Wolniewicz et al. (2023), however, pointed out the difference between coracoid morphology between the referred specimen and the holotype, with the former having a circular shape and the latter having a waisted shape similar to that of other sauropterygias. They also pointed out that the referred specimen and holotype were not recovered as sister taxon to each other in their phylogenetic analyses. If this is correct, then the previous diagnosis can no longer be used as it's partly based on the referred specimen. They instead suggested that the referred specimen might be that of "Lariosaurus" sanxiaensis, a larger sauropterygia from the same formation based on similar coracoid morphology.

==Lifestyle (Based on the referred specimen)==
Despite being a basal sauropterygian, Hanosaurus probably did not go on land frequently and was mostly aquatic based on features such as pachyostoic ribs and reduced pelvis that likely could not support it on land.

Wang et al. (2022) suggested that Hanosaurus was an axial swimmer based on its longer trunk and smaller limbs compared to other sauropterygias, which were generally considered to be paraxial swimmers. The speculation about its lifestyle was mostly based on the referred specimen, which as noted by the section above might belong to another species.

==Environment and associated fauna==
Hanosaurus was found in the second member of the Jialingjiang Formation, which was suggested to represent a lagoon deposit close to sea based on the way water depth changed between localities.

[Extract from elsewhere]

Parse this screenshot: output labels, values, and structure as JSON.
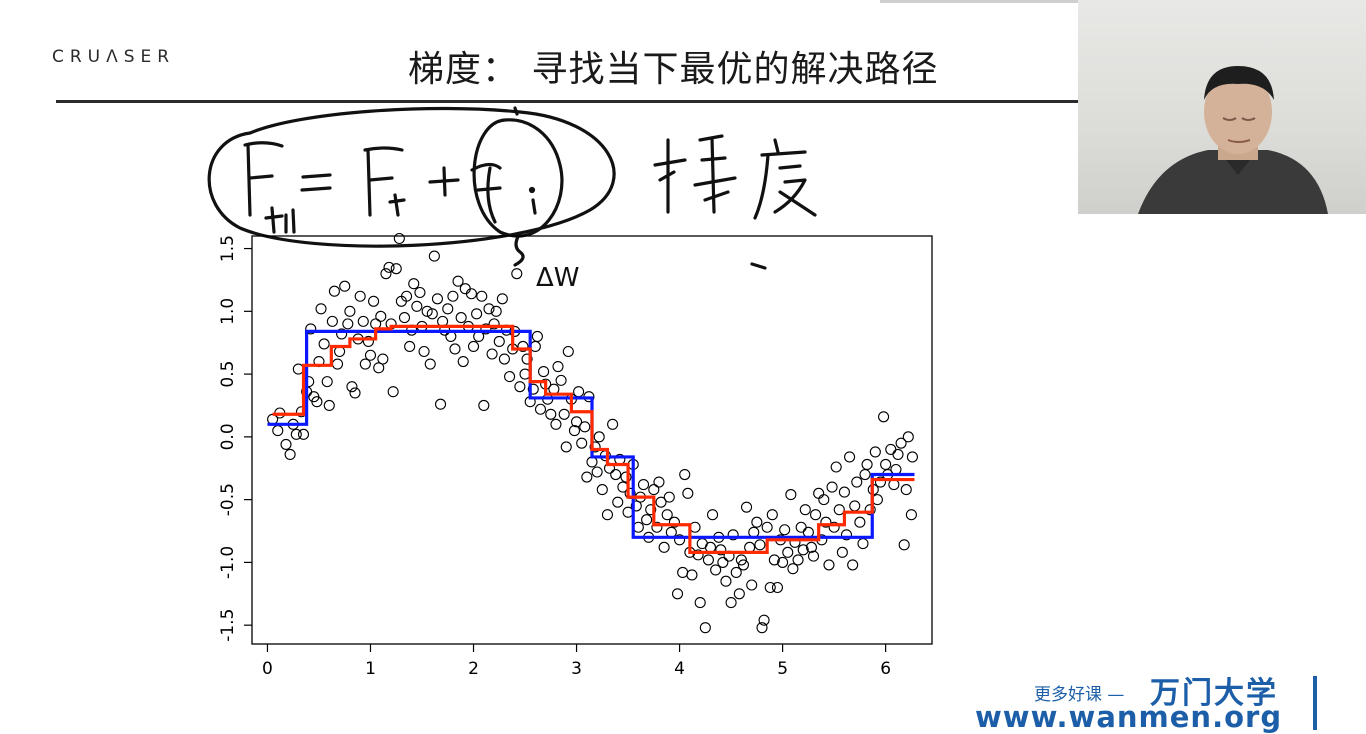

Hanosaurus was part of the Nanzhang-Yuan'an fauna. The fauna also contained other sauropterygians ("Lariosaurus" sanxiaensis, Keichousaurus yunnanensis, and an unnamed large eosauropterygian), Saurosphargidae (Pomolispondylus and Prosaurosphargis), ichthyosaur (Chaohusaurus zhangjiawanensis), and hupesuchias (Hupehsuchus, Nanchangosaurus, Parahupehsuchus, Eohupehsuchus, and Eretmorhipis), the last of which was only present in this faunal assemblage. Not much is known about the ecology of Hanosaurus, although small pachypleurosaurs were suggested to be small invertebrate predators based on jaw musculatures.